When you name your wedding decoration company after a woman who killed herself rather than get married...

This gem of insight from 1985 was actually published as a peer-reviewed paper. Seriously?
The Taiwan Independence Movement (TIM) developed out of the circumstances that followed the restoration of Taiwan to the sovereign jurisdiction of the Republic of China in 1945. Tensions betwen mainland‐born Chinese and the local‐born Chinese produced a revolutionary “national liberation movement” that has become increasingly “Maoist” in orientation. Originally following an orthodox “Marxist” revolutionary strategy, the failure of the TIM to win support among the Chinese of Taiwan has led its leadership to make recourse to terrorist tactics. The change is understood to be the consequence of the failure of political persuasion and the inability of the revolutionary leadership to win support in an environment of expanding economic opportunity and surprisingly equitable distribution of welfare benefits.

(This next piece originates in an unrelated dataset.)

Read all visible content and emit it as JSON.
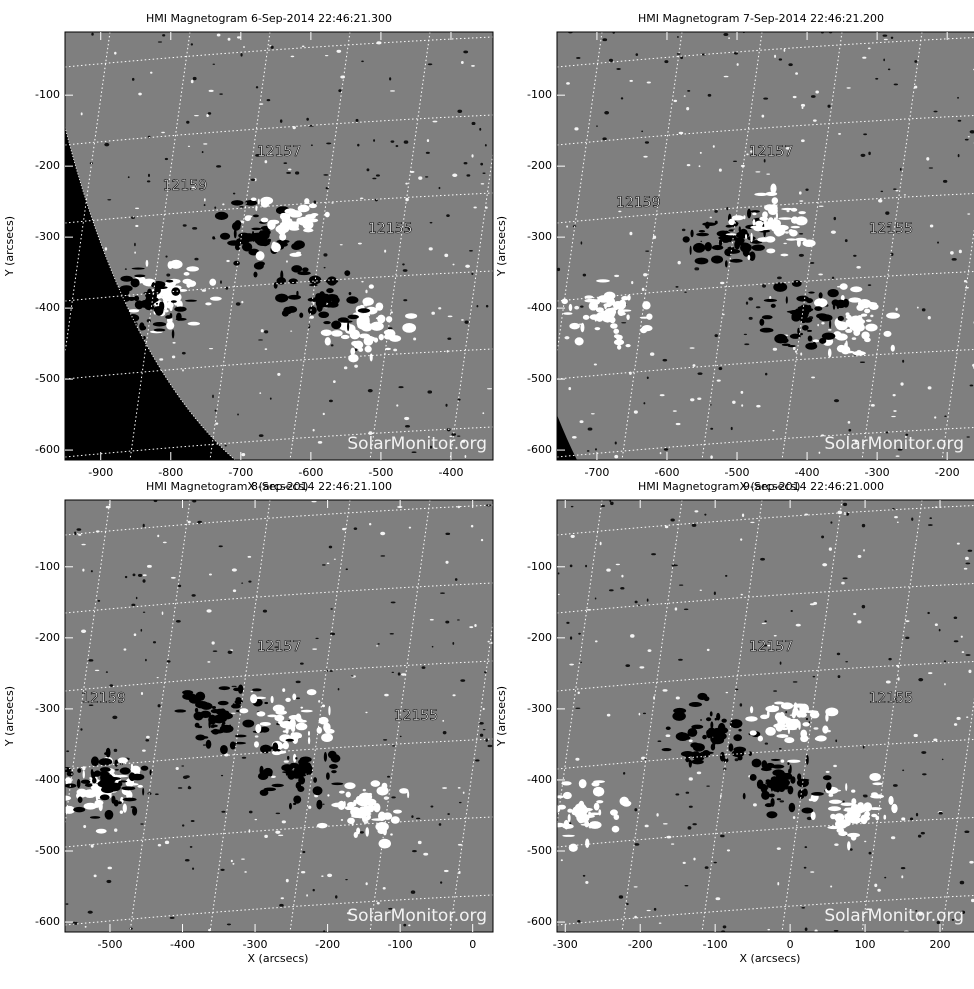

Every factual assertion in the abstract is comprehensively wrong. But it does show what kind of incredible slant the Taiwan democracy movement had to overcome. It should also be read as a warning about what kind of sewage is flowing out of China. Consider this epic on Chinese expansion in the South China Sea that also made it into a refereed journal with the same publisher. Just read the abstract and you will know how awful the remainder is... or this one which asserts that Spratly visited the Spratlys before he was born.